Several different things may be the answer. But what comes first, matters most? And the messaging is mixed, viewed from a historical context. Last year I ranted about neglected outdated church noticeboards stuck in the past. Fr Sion, when he arrived, insisted on a new simple noticeboard design and content which states serenely and with confidence, what this building is here to do, who it belongs to, and when public worship happens. St German's updated theirs with a similar format last year. It's a first call for passers-by, info which works when their phones are off. That simple directness as a starting point is vital and can be reproduced on-line but rarely is with clear simplicity. 

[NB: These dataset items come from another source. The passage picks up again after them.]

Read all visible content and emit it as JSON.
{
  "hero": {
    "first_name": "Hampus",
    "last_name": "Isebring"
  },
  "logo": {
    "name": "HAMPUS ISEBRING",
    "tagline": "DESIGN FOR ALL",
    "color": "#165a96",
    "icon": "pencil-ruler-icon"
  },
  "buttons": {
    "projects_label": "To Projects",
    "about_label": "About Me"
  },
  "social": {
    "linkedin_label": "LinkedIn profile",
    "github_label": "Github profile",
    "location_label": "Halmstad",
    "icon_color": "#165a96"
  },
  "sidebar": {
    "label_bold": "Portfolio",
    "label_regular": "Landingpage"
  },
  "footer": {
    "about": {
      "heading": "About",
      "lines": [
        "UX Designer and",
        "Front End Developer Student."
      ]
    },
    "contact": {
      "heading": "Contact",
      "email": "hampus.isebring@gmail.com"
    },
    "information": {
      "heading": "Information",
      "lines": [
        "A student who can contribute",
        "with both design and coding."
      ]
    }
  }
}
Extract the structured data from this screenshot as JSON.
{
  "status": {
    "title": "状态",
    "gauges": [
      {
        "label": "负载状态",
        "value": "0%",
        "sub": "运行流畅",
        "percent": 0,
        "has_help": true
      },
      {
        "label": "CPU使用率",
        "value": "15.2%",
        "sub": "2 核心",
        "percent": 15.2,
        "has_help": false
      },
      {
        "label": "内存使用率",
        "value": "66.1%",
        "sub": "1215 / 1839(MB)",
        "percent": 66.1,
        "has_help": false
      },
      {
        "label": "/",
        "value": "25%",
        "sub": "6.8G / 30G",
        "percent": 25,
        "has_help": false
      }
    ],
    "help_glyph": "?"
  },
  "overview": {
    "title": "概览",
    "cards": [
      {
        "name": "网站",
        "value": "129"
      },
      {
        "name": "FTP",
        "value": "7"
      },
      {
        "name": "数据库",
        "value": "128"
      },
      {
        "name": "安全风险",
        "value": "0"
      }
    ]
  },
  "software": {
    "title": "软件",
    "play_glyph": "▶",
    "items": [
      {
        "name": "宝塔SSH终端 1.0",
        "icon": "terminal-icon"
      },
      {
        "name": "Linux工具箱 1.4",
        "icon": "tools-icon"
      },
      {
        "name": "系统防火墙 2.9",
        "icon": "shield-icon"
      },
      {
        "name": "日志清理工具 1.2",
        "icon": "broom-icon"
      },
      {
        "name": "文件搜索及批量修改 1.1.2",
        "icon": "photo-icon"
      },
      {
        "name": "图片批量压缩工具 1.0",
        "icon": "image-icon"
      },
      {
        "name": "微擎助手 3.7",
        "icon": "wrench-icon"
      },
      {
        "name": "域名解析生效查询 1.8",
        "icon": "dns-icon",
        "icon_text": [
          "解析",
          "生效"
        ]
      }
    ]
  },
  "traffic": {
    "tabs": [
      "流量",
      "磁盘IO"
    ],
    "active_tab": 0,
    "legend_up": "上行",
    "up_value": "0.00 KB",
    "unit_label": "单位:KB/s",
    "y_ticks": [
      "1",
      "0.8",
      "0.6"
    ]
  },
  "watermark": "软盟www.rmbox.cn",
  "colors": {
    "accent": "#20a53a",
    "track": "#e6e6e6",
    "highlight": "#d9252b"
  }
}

Is all this lack of clarity about the public presentation of church identity and purpose a consequence of reform? Or symptomatic of a general lack of confidence in the value of life rooted in the prayer of the faithful as it has existed on a twenty century timeline? Thankfully there's a lunchtime Mass at St German's tomorrow and Saturday for All Souls. Anglo-Catholic tradition and teaching persists on the other side of town as it did in West Cardiff's Ministry Area under Mother Frances the way it had done for the past century.  It was never a mono-culture but a distinct ethos of devotion which now seems to be ebbing away. It's that strange feeling of no longer recognising the place which is meant to be home because it's changed.